The Minister of Finance, Mrs. Kemi Adeosun, yesterday on a monitored programme tagged: “Good Morning Nigeria”, said the new data was part of the compilation in preparation to the closure of the ongoing Voluntary Assets and Income Declaration Scheme (VAIDS), due March 31, 2018.

She ruled out an extension of the deadline, saying sufficient period had been given to tax payers to voluntary and truthfully declare their assets and income, which had not been previously declared.

Speaking on the importance of the expected recoveries, the minister said that just N1 million could feed over 14,200 primary school children under the Homegrown School Feeding programme, besides creating many jobs in the agricultural sector.

The new tax efforts under the supervision of the Federal Ministry of Finance is being driven by data mining in the federal and state agencies and foreign countries through Project Lighthouse.

“The data have been received from a number of sources including land registries of the Governments of Lagos, Kaduna, Kano and Ogun states as well as the Federal Capital Territory.

“In addition, Nigeria has been able to request data from a number of nations including traditional tax havens. The data have been received from a number of foreign jurisdictions under the exchange of information protocols.

“Under the exchange of information protocols, this information relates to bank records and financial filings for tax purposes and is obtained from tax havens, who are signatories to the information sharing agreements such as British Virgin Islands and Mauritius,” she said.

She explained that the data received from overseas countries would only be used for taxation purposes in line with the protocols governing the exchange of information.

“The sole interest of the federal and state governments in the use of the data is in raising tax revenues. There is absolutely no hidden agenda on the use of the data,” she added.

She however, commended the “unprecedented” level of cooperation so far recorded between the federal and state governments, saying it was a marked change from the past when efforts were not aligned.

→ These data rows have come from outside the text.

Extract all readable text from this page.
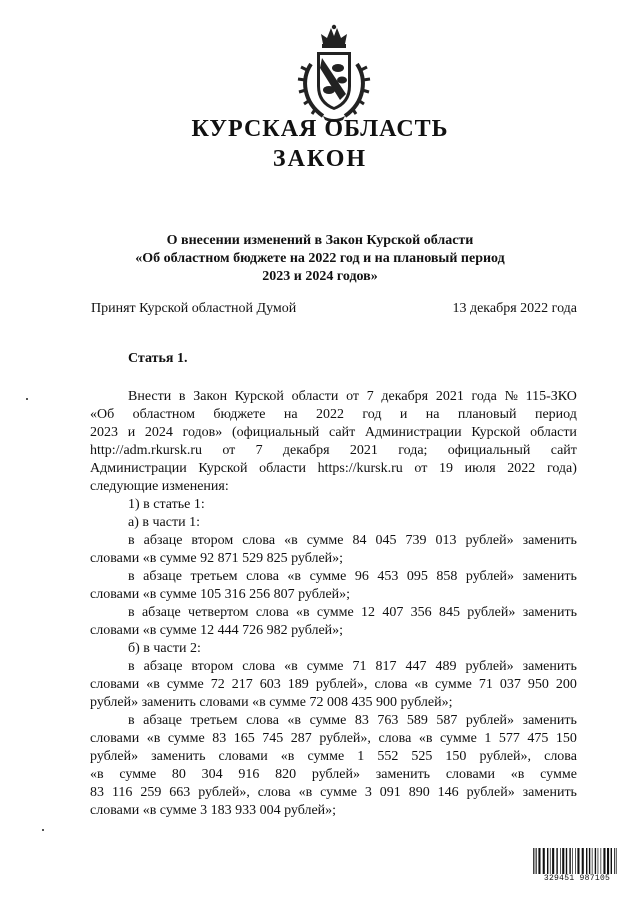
КУРСКАЯ ОБЛАСТЬ
ЗАКОН
О внесении изменений в Закон Курской области
«Об областном бюджете на 2022 год и на плановый период
2023 и 2024 годов»
Принят Курской областной Думой	13 декабря 2022 года
Статья 1.
Внести в Закон Курской области от 7 декабря 2021 года № 115-ЗКО
«Об областном бюджете на 2022 год и на плановый период
2023 и 2024 годов» (официальный сайт Администрации Курской области
http://adm.rkursk.ru от 7 декабря 2021 года; официальный сайт
Администрации Курской области https://kursk.ru от 19 июля 2022 года)
следующие изменения:
1) в статье 1:
а) в части 1:
в абзаце втором слова «в сумме 84 045 739 013 рублей» заменить
словами «в сумме 92 871 529 825 рублей»;
в абзаце третьем слова «в сумме 96 453 095 858 рублей» заменить
словами «в сумме 105 316 256 807 рублей»;
в абзаце четвертом слова «в сумме 12 407 356 845 рублей» заменить
словами «в сумме 12 444 726 982 рублей»;
б) в части 2:
в абзаце втором слова «в сумме 71 817 447 489 рублей» заменить
словами «в сумме 72 217 603 189 рублей», слова «в сумме 71 037 950 200
рублей» заменить словами «в сумме 72 008 435 900 рублей»;
в абзаце третьем слова «в сумме 83 763 589 587 рублей» заменить
словами «в сумме 83 165 745 287 рублей», слова «в сумме 1 577 475 150
рублей» заменить словами «в сумме 1 552 525 150 рублей», слова
«в сумме 80 304 916 820 рублей» заменить словами «в сумме
83 116 259 663 рублей», слова «в сумме 3 091 890 146 рублей» заменить
словами «в сумме 3 183 933 004 рублей»;
329451 987105
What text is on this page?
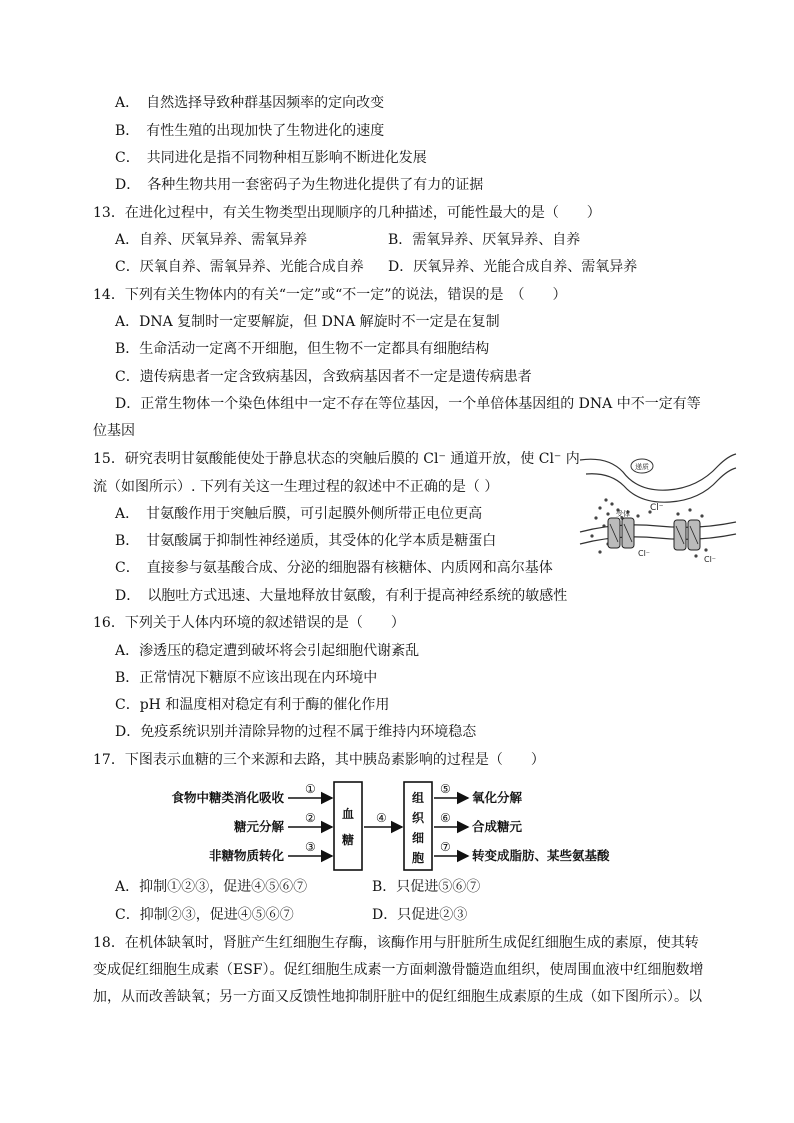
A．　自然选择导致种群基因频率的定向改变
B．　有性生殖的出现加快了生物进化的速度
C．　共同进化是指不同物种相互影响不断进化发展
D．　各种生物共用一套密码子为生物进化提供了有力的证据
13．在进化过程中，有关生物类型出现顺序的几种描述，可能性最大的是（　　）
A．自养、厌氧异养、需氧异养	B．需氧异养、厌氧异养、自养
C．厌氧自养、需氧异养、光能合成自养 D．厌氧异养、光能合成自养、需氧异养
14．下列有关生物体内的有关“一定”或“不一定”的说法，错误的是　（　　）
A．DNA 复制时一定要解旋，但 DNA 解旋时不一定是在复制
B．生命活动一定离不开细胞，但生物不一定都具有细胞结构
C．遗传病患者一定含致病基因，含致病基因者不一定是遗传病患者
D．正常生物体一个染色体组中一定不存在等位基因，一个单倍体基因组的 DNA 中不一定有等
位基因
15．研究表明甘氨酸能使处于静息状态的突触后膜的 Cl⁻ 通道开放，使 Cl⁻ 内
流（如图所示）. 下列有关这一生理过程的叙述中不正确的是（ ）
A．　甘氨酸作用于突触后膜，可引起膜外侧所带正电位更高
B．　甘氨酸属于抑制性神经递质，其受体的化学本质是糖蛋白
C．　直接参与氨基酸合成、分泌的细胞器有核糖体、内质网和高尔基体
D．　以胞吐方式迅速、大量地释放甘氨酸，有利于提高神经系统的敏感性
递质
Cl⁻
受体
Cl⁻
Cl⁻
16．下列关于人体内环境的叙述错误的是（　　）
A．渗透压的稳定遭到破坏将会引起细胞代谢紊乱
B．正常情况下糖原不应该出现在内环境中
C．pH 和温度相对稳定有利于酶的催化作用
D．免疫系统识别并清除异物的过程不属于维持内环境稳态
17．下图表示血糖的三个来源和去路，其中胰岛素影响的过程是（　　）
食物中糖类消化吸收
糖元分解
非糖物质转化
①
②
③
血
糖
④
组
织
细
胞
⑤
⑥
⑦
氧化分解
合成糖元
转变成脂肪、某些氨基酸
A．抑制①②③，促进④⑤⑥⑦	B．只促进⑤⑥⑦
C．抑制②③，促进④⑤⑥⑦	D．只促进②③
18．在机体缺氧时，肾脏产生红细胞生存酶，该酶作用与肝脏所生成促红细胞生成的素原，使其转
变成促红细胞生成素（ESF）。促红细胞生成素一方面刺激骨髓造血组织，使周围血液中红细胞数增
加，从而改善缺氧；另一方面又反馈性地抑制肝脏中的促红细胞生成素原的生成（如下图所示）。以
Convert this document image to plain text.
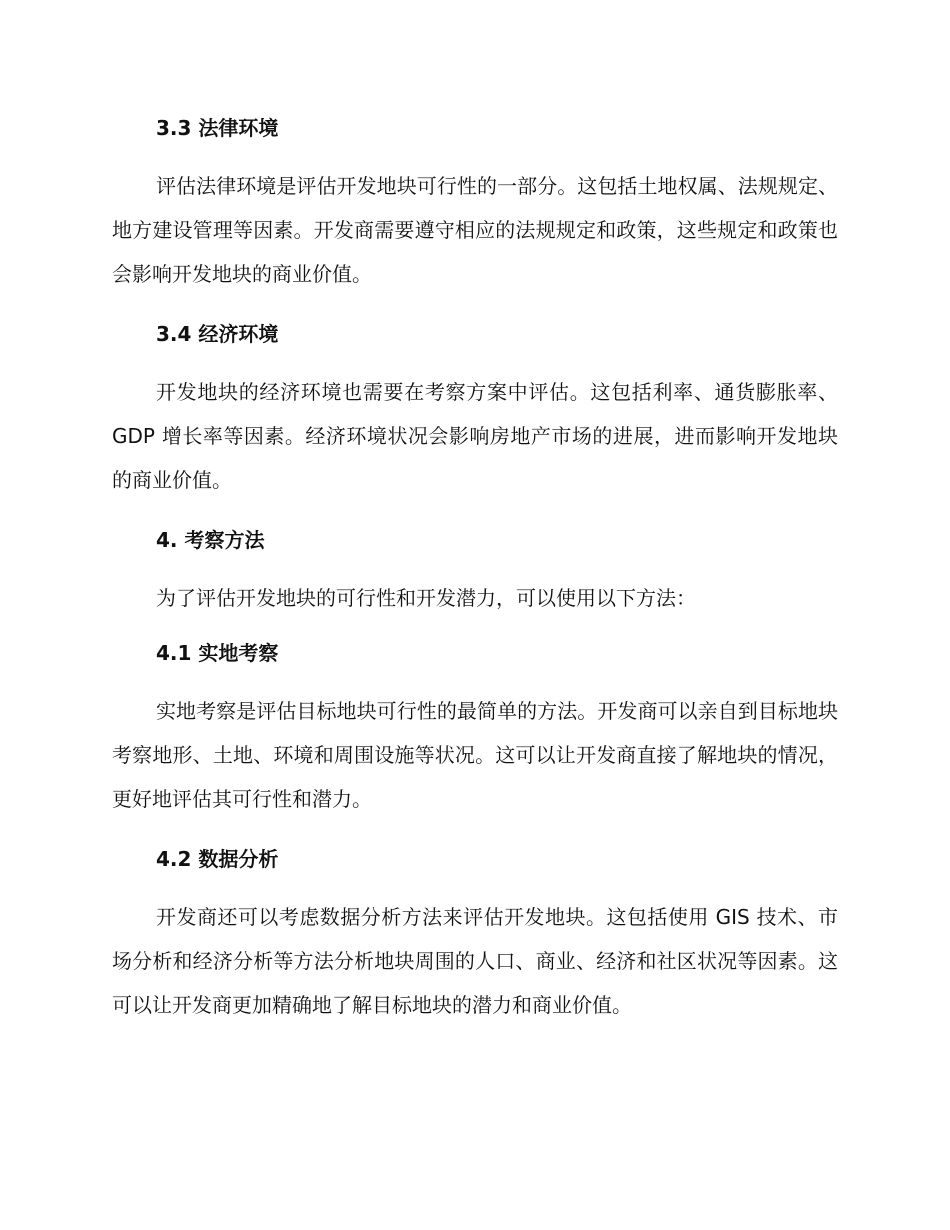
3.3 法律环境

评估法律环境是评估开发地块可行性的一部分。这包括土地权属、法规规定、地方建设管理等因素。开发商需要遵守相应的法规规定和政策，这些规定和政策也会影响开发地块的商业价值。

3.4 经济环境

开发地块的经济环境也需要在考察方案中评估。这包括利率、通货膨胀率、GDP 增长率等因素。经济环境状况会影响房地产市场的进展，进而影响开发地块的商业价值。

4. 考察方法

为了评估开发地块的可行性和开发潜力，可以使用以下方法：

4.1 实地考察

实地考察是评估目标地块可行性的最简单的方法。开发商可以亲自到目标地块考察地形、土地、环境和周围设施等状况。这可以让开发商直接了解地块的情况，更好地评估其可行性和潜力。

4.2 数据分析

开发商还可以考虑数据分析方法来评估开发地块。这包括使用 GIS 技术、市场分析和经济分析等方法分析地块周围的人口、商业、经济和社区状况等因素。这可以让开发商更加精确地了解目标地块的潜力和商业价值。
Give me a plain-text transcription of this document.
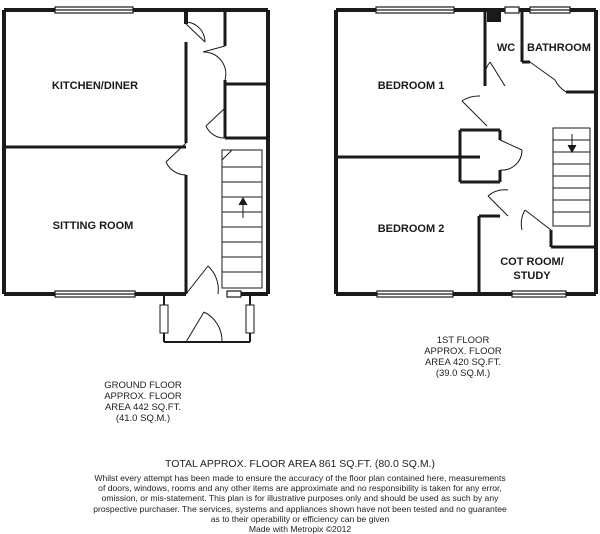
KITCHEN/DINER
SITTING ROOM
WC BATHROOM
BEDROOM 1
BEDROOM 2
COT ROOM/
STUDY
GROUND FLOOR
APPROX. FLOOR
AREA 442 SQ.FT.
(41.0 SQ.M.)
1ST FLOOR
APPROX. FLOOR
AREA 420 SQ.FT.
(39.0 SQ.M.)
TOTAL APPROX. FLOOR AREA 861 SQ.FT. (80.0 SQ.M.)
Whilst every attempt has been made to ensure the accuracy of the floor plan contained here, measurements
of doors, windows, rooms and any other items are approximate and no responsibility is taken for any error,
omission, or mis-statement. This plan is for illustrative purposes only and should be used as such by any
prospective purchaser. The services, systems and appliances shown have not been tested and no guarantee
as to their operability or efficiency can be given
Made with Metropix ©2012
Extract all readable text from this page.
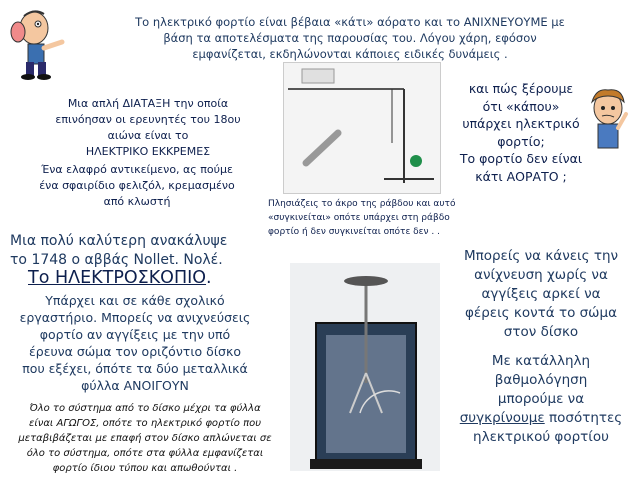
Το ηλεκτρικό φορτίο είναι βέβαια «κάτι» αόρατο και το ΑΝΙΧΝΕΥΟΥΜΕ με
βάση τα αποτελέσματα της παρουσίας του. Λόγου χάρη, εφόσον
εμφανίζεται, εκδηλώνονται κάποιες ειδικές δυνάμεις .
Μια απλή ΔΙΑΤΑΞΗ την οποία
επινόησαν οι ερευνητές του 18ου
αιώνα είναι το
ΗΛΕΚΤΡΙΚΟ ΕΚΚΡΕΜΕΣ
Ένα ελαφρό αντικείμενο, ας πούμε
ένα σφαιρίδιο φελιζόλ, κρεμασμένο
από κλωστή
Μια πολύ καλύτερη ανακάλυψε
το 1748 ο αββάς Nollet. Νολέ.
Το ΗΛΕΚΤΡΟΣΚΟΠΙΟ.
Υπάρχει και σε κάθε σχολικό
εργαστήριο. Μπορείς να ανιχνεύσεις
φορτίο αν αγγίξεις με την υπό
έρευνα σώμα τον οριζόντιο δίσκο
που εξέχει, όπότε τα δύο μεταλλικά
φύλλα ΑΝΟΙΓΟΥΝ
Όλο το σύστημα από το δίσκο μέχρι τα φύλλα
είναι ΑΓΩΓΟΣ, οπότε το ηλεκτρικό φορτίο που
μεταβιβάζεται με επαφή στον δίσκο απλώνεται σε
όλο το σύστημα, οπότε στα φύλλα εμφανίζεται
φορτίο ίδιου τύπου και απωθούνται .
και πώς ξέρουμε
ότι «κάπου»
υπάρχει ηλεκτρικό
φορτίο;
Το φορτίο δεν είναι
κάτι ΑΟΡΑΤΟ ;
Πλησιάζεις το άκρο της ράβδου και αυτό
«συγκινείται» οπότε υπάρχει στη ράβδο
φορτίο ή δεν συγκινείται οπότε δεν . .
Μπορείς να κάνεις την
ανίχνευση χωρίς να
αγγίξεις αρκεί να
φέρεις κοντά το σώμα
στον δίσκο
Με κατάλληλη
βαθμολόγηση
μπορούμε να
συγκρίνουμε ποσότητες
ηλεκτρικού φορτίου
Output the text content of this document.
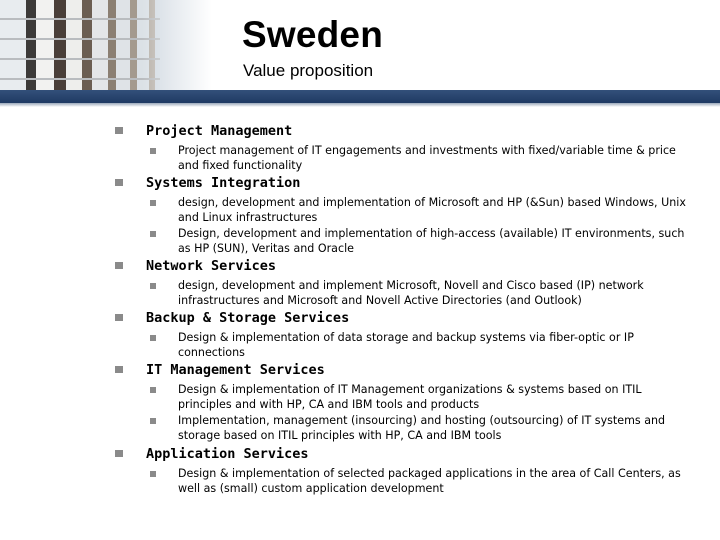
Sweden
Value proposition
Project Management
Project management of IT engagements and investments with fixed/variable time & price and fixed functionality
Systems Integration
design, development and implementation of Microsoft and HP (&Sun) based Windows, Unix and Linux infrastructures
Design, development and implementation of high-access (available) IT environments, such as HP (SUN), Veritas and Oracle
Network Services
design, development and implement Microsoft, Novell and Cisco based (IP) network infrastructures and Microsoft and Novell Active Directories (and Outlook)
Backup & Storage Services
Design & implementation of data storage and backup systems via fiber-optic or IP connections
IT Management Services
Design & implementation of IT Management organizations & systems based on ITIL principles and with HP, CA and IBM tools and products
Implementation, management (insourcing) and hosting (outsourcing) of IT systems and storage based on ITIL principles with HP, CA and IBM tools
Application Services
Design & implementation of selected packaged applications in the area of Call Centers, as well as (small) custom application development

The minister identified the common violations by non-compliant tax payers to include: under-declaration of and non-declaration of income earned including income from government contracts and overseas trading; Collection of Value Added Tax (VAT) which is not duly remitted to FIRS; charging of non-allowable personal expenses to company accounts, particularly with reference to overseas school fees; and inconsistency between income declared for tax purposes and the value of assets owned.’